Dans les régions GWC, les domaines s’adaptent. À Hawke’s Bay en Nouvelle-Zélande, des expériences participatives — foulage du raisin, rencontres avec le vigneron, promenades dans les vignes avec options pique-nique — rapprochent les visiteurs de la terre et de ses histoires. À Bordeaux, le slow tourism, les concerts en plein air et les activités axées sur le bien-être transforment la manière dont les visiteurs interagissent avec le vin et l’espace. La Napa continue de montrer la voie sur l’intégration numérique, avec des dégustations en réalité augmentée, des guides du vin propulsés par l’IA et des parcours sensoriels personnalisés. Pour des consommateurs informés et des voyageurs culturels, ces expériences rendent la visite mémorable, porteuse de sens et facile à partager.
La différenciation est désormais un impératif. C’est pourquoi les Best Of Wine Tourism Awards du GWC sont devenus un référentiel de l’innovation. Les domaines investissent de plus en plus dans des expériences qui combinent éducation, gastronomie, nature et art. Des soirées cinéma en plein air à Mendoza aux marathons à travers les vignes de Rioja, le tourisme devient une plateforme dynamique pour engager de nouveaux publics. Les expériences les plus fortes sont celles qui mettent en avant l’identité locale, s’appuient sur des partenariats communautaires et s’alignent sur des valeurs de qualité et de soin.

Plus qu’un produit
En période d’incertitude, l’œnotourisme offre aux domaines un lien direct avec le marché. Il amortit la volatilité des exportations, l’évolution des réglementations et même les effets du climat sur la production. Le Global Wine Tourism Report révèle que près de deux tiers des domaines estiment que le tourisme rend leur entreprise plus résiliente en temps de crise. Cela s’est vérifié lors de récentes perturbations du commerce international et de la logistique : les domaines disposant d’une activité touristique solide ont pu maintenir leur visibilité, renforcer la fidélité et générer des revenus lorsque d’autres canaux s’essoufflaient.
Le Great Wine Capitals Global Network a été fondé sur l’idée que les régions viticoles sont plus fortes lorsqu’elles apprennent les unes des autres. Aujourd’hui, ses membres démontrent comment le tourisme peut être une force d’innovation, de résilience et de prospérité partagée. En investissant dans le design d’expérience, la durabilité et l’ancrage communautaire, ces régions façonnent l’avenir du vin — non seulement comme produit, mais comme destination culturelle.

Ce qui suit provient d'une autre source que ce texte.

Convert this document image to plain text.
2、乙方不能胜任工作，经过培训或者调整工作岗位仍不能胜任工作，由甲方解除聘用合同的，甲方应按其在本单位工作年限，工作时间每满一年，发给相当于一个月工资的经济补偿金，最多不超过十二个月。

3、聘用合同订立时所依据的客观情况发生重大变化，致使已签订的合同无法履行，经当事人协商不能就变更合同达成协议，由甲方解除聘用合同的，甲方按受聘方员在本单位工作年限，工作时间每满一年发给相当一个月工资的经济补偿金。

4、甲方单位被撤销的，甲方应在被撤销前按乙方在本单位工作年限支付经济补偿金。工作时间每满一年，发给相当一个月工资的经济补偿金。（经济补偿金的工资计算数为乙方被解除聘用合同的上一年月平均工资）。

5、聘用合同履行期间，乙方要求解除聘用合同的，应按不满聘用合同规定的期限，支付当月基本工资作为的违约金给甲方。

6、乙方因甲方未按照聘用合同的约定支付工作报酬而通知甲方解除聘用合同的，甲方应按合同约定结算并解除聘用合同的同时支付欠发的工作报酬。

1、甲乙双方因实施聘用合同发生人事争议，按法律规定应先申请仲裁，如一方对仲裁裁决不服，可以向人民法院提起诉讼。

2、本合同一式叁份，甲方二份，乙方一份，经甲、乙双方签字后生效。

Pour les professionnels du vin, l’œnotourisme n’est plus optionnel : c’est un pilier stratégique du business vitivinicole moderne. Et pour les amateurs, chaque visite au vignoble n’est pas seulement un moment de plaisir : c’est un vote pour l’industrie — et le monde — que nous voulons construire.

À propos de Great Wine Capitals
Le Great Wine Capitals Global Network est une alliance internationale de grandes régions viticoles et de leurs villes, fondée à Bordeaux en 1999. Elle rassemble des destinations majeures où le vin et l’œnotourisme façonnent la culture, l’économie et la vie locale, offrant une plateforme unique de coopération, d’innovation et de promotion internationale. Grâce à des projets communs et à des valeurs partagées, le Réseau met en lumière l’excellence de ses membres et renforce la visibilité et la compétitivité des grandes régions viticoles à l’échelle mondiale.
Le Réseau compte actuellement 11 régions viticoles de renommée mondiale, dans les hémisphères nord et sud, couvrant les “vieux” et “nouveaux” mondes du vin : Adelaide (Australie-Méridionale) ; Bilbao–Rioja (Espagne) ; Bordeaux (France) ; Hawke’s Bay (Nouvelle-Zélande) ; Lausanne (Suisse) ; Mainz–Rheinhessen (Allemagne) ; Mendoza (Argentine) ; Porto (Portugal) ; San Francisco–Napa Valley (États-Unis) ; Valparaiso–Casablanca Valley (Chili) et Vérone (Italie).